Xinhua's reports, released on Thursday confirming police opened fire and injured four in self-defence in Sunday's unrest in Aba county of Sichuan Province, were amplified in a most incredible way by these "rights groups" and some Western media followed suit to slam China's human rights record and the Beijing Olympic Games.

Also amplified was the death toll.

These same "rights groups", shortly after last Friday's Lhasa riot that witnessed killings, beatings, lootings and arsons, had slammed China even for its use of warning shots and tear gas to prevent the violence.

Out of a deep-rooted bias, they refused to believe China's official media and the Chinese government.

Except, perhaps, the shooting part.

"The death toll from violent clashes between Chinese and Tibetan forces may never be known," said one report, which quoted the so-called "Tibetan government-in-exile" based in India as saying nearly 100 were confirmed dead.

"The unrest has alarmed China, keen to look its best in the run-up to the Aug. 8-24 Olympic Games in Beijing when it hopes to show the world that it has arrived as a world power," said another report.

One question please: why do I sense schadenfreude here? And a bizarre pleasure in witnessing the turmoil of others.

I wonder what other countries would have done had such riots and crimes happened on their soil. How many would have acted in so restrained a manner?

It's always easy to criticize other people, before you are put in their shoes.

The rioters, when they beat up civilians and the armed police officers with stones, clubs and bottles, were apparently testing the limits of the Chinese government.

An elderly Tibetan woman cried when she saw blood gushing from an officer's hand. "Why didn't you fight back?" she asked.

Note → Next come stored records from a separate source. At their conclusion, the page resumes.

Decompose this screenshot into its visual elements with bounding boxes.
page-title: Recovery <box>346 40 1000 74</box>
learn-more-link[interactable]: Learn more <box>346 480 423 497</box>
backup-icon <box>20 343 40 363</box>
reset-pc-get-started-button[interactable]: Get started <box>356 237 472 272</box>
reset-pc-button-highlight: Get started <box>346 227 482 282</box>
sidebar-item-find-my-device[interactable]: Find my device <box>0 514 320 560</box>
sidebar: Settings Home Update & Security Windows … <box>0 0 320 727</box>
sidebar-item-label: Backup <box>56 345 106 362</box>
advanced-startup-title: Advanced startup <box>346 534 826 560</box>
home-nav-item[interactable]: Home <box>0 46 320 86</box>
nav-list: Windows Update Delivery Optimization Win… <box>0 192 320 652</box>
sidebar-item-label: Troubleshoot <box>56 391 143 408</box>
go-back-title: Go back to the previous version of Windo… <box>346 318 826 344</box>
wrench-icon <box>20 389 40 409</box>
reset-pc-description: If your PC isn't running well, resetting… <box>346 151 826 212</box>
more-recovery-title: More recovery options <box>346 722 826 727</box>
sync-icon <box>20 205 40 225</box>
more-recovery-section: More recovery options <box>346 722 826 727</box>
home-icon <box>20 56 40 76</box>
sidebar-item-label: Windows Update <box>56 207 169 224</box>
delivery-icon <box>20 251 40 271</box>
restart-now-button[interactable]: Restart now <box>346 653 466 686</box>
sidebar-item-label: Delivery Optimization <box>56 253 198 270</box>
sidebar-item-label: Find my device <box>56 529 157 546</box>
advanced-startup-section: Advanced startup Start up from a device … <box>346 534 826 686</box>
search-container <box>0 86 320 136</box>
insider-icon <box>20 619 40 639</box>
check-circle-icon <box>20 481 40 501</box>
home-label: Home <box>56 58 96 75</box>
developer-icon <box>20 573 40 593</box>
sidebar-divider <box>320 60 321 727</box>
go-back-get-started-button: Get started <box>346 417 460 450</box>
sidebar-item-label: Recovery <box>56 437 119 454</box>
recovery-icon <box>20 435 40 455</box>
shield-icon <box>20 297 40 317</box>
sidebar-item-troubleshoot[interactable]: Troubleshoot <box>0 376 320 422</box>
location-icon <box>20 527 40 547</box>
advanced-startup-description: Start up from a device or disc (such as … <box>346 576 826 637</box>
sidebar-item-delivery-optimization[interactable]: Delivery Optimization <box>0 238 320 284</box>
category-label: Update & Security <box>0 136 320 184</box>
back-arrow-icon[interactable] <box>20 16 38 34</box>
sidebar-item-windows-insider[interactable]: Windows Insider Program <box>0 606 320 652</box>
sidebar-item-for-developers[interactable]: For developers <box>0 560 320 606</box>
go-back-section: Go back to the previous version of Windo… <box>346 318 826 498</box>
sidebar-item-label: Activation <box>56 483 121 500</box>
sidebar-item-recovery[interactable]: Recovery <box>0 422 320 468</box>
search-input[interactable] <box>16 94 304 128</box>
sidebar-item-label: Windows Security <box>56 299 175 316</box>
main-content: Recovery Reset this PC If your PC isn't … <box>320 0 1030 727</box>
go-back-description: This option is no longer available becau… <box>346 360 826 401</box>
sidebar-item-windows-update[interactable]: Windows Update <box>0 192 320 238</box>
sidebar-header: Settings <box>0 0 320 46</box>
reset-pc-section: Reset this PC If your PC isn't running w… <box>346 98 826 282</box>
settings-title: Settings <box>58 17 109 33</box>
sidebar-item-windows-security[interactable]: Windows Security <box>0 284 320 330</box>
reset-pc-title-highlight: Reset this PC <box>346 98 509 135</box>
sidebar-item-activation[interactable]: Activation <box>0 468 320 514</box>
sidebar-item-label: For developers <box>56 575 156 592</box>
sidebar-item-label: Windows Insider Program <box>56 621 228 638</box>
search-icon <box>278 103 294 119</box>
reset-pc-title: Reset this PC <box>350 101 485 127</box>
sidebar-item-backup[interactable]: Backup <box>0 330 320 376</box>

The man answered, "Because I hope blood could arouse their conscience."

Latest counts by the Tibetan regional government said 325 people were injured and 13 innocent people died in the riot.

The Dalai Lama and his clique say they want freedom and human rights. The rioters apparently don't have such lofty goals.

Ask what Canadian citizen John Kenwood thought of the riot after he saw at least five people being attacked by the mob, including a motorcyclist in his 20s whom he thought was beaten to death.

Until recently, the Dalai Lama clique had insisted what happened in Lhasa had been "peaceful protests".

If these were "peaceful protests", then what is violence?

If the "rights groups" really care about human rights, why don't they stand out for the rights of the innocent victims? Or maybe they don't believe that all human beings are equal?

Do they know among the 13 civilians killed were five young women who were burned or suffocated to death in fires the rioters had started in downtown Lhasa garments shops where they worked? The oldest was 24, the youngest just 18.

Do they feel the grief of store keeper Liu Guobing and his wife, whose 20-year-old daughter was engulfed in fire because she hadn't risked her life by jumping out of the window of their second-storey shop?

But who was there to claim their rights?

Sometimes mere eloquence doesn't help.